The incomes of the nature of those provided above, made by natural persons, are not taxable either, if these incomes are received based on special laws and / or financed from the budget, except for the holiday allowances granted according to the law.

In the case of gifts in cash and / or in kind, including gift vouchers, offered by employers, income is non-taxable, provided that their value for each person, on each occasion, does not exceed 150 lei:

  • gifts given to employees, as well as those offered to their minor children, on the occasion of Easter, Christmas and similar holidays of other religious denominations;
  • gifts given to employees on the occasion of March 8;
  • gifts offered to employees for the benefit of their minor children on the occasion of June 1.

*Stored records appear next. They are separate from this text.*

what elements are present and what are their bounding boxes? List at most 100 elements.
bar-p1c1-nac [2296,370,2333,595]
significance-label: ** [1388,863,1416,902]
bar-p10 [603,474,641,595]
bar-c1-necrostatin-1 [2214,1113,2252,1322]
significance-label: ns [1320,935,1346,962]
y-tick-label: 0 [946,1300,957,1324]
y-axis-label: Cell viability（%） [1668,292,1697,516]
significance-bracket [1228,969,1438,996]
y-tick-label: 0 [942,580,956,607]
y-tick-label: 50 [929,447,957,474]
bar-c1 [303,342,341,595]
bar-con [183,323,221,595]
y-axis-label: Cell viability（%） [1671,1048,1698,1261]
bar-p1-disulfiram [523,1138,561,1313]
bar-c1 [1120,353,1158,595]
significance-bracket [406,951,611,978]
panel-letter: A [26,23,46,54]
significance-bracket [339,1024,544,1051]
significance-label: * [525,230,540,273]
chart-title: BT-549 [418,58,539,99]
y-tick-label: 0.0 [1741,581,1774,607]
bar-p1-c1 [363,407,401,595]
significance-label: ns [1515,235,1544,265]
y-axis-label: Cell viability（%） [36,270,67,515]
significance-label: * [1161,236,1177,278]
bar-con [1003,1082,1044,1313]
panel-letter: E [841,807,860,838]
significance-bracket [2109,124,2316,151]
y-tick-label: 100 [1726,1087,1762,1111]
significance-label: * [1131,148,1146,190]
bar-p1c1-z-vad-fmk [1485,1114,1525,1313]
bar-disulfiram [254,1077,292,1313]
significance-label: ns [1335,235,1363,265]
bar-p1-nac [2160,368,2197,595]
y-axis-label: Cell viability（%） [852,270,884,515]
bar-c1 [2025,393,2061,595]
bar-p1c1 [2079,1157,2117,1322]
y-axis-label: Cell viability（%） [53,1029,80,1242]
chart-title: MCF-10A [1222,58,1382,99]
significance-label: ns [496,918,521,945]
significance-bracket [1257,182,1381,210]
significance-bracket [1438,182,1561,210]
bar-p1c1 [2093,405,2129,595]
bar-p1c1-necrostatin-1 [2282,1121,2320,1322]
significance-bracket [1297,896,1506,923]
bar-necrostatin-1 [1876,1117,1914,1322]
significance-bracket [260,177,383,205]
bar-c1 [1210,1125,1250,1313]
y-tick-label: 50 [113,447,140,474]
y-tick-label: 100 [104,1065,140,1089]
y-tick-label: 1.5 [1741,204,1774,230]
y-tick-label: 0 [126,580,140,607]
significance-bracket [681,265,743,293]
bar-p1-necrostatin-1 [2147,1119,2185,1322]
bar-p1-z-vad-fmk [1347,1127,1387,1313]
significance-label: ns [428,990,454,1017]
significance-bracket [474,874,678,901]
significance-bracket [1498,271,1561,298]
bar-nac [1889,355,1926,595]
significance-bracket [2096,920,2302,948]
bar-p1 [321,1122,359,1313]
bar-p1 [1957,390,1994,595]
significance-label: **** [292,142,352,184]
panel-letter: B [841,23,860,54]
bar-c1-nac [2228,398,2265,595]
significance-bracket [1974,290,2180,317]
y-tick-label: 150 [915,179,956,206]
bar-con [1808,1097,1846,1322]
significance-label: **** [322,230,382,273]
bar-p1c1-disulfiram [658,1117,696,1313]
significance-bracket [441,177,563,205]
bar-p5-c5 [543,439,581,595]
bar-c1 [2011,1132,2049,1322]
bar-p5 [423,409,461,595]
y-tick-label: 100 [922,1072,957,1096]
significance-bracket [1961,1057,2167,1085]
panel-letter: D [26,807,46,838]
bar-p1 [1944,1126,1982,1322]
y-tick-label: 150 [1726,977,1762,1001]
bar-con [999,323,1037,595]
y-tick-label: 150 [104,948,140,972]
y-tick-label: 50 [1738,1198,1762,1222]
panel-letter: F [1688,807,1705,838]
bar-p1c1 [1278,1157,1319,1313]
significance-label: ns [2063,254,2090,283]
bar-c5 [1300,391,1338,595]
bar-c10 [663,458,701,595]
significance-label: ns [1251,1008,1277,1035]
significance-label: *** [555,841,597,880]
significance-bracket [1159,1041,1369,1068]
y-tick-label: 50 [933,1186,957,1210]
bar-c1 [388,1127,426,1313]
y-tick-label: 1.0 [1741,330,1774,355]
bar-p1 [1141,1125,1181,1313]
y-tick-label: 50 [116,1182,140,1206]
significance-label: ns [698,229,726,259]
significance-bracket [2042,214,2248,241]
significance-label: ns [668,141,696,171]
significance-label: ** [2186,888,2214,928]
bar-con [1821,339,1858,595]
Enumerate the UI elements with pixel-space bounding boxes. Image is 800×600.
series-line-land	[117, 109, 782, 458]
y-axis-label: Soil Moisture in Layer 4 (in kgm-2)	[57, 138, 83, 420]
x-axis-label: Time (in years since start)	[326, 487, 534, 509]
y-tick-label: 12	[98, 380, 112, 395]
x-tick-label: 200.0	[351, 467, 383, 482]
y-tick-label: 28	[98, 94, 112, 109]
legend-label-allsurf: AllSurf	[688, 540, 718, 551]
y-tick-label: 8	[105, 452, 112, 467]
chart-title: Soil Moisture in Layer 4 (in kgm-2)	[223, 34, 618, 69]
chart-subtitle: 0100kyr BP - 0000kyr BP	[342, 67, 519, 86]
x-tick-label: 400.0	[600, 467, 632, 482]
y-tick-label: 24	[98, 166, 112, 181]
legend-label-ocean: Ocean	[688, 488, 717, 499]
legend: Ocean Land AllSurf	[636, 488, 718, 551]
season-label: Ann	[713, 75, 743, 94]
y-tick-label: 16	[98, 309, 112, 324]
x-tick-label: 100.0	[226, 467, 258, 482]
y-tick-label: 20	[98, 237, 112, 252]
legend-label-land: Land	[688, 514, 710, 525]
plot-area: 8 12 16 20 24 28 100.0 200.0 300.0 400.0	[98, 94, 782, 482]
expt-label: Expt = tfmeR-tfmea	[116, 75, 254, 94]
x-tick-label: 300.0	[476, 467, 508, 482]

The equivalent value of tourist and / or treatment services, including transport, during the holiday, for their own employees and their family members, granted by the employer, as provided in the employment contract, internal regulations, or received under special laws and / or financed from the budget, is non-taxable, insofar as their total value does not exceed in a fiscal year, for each employee, the level of an average gross salary used to substantiate the state social insurance budget for the year in which they were granted ;

Thus, in the situation in which advantages are granted to the employees, they represent income taxable to the employee and fully deductible for the employer.

From the VAT point of view, the company does not have the right to deduct for the VAT related to the services (access to the fitness room) purchased in favor of the employees, not being performed for the purpose of its economic activity, for carrying out operations that give the right to deduct VAT.

Provided that the company deducts VAT on the acquisition, the provision of services to employees is assimilated to the provision of services performed with payment in accordance with the provisions of Article 271 paragraph (4) of the Fiscal Code.

In this case, according to article 286 paragraph (1) letter d) of the Fiscal Code, the tax base of the value added tax is the sum of the expenses incurred by the taxable person for these services. For this service, the company will issue a self-invoice in accordance with the provisions of article 319 paragraph (8) of the Fiscal Code.

Legal basis:

– Fiscal Code (approved by Law no. 227/2015, published in the Official Gazette no. 688 of 10.09.2015), with subsequent amendments and completions;

– Fiscal Procedure Code (approved by Law no. 207/2015, published in the Official Gazette no. 547 of 23.07.2015), with subsequent amendments and completions;

– Methodological Norms for the application of the Fiscal Code (approved by HG no. 1/2016).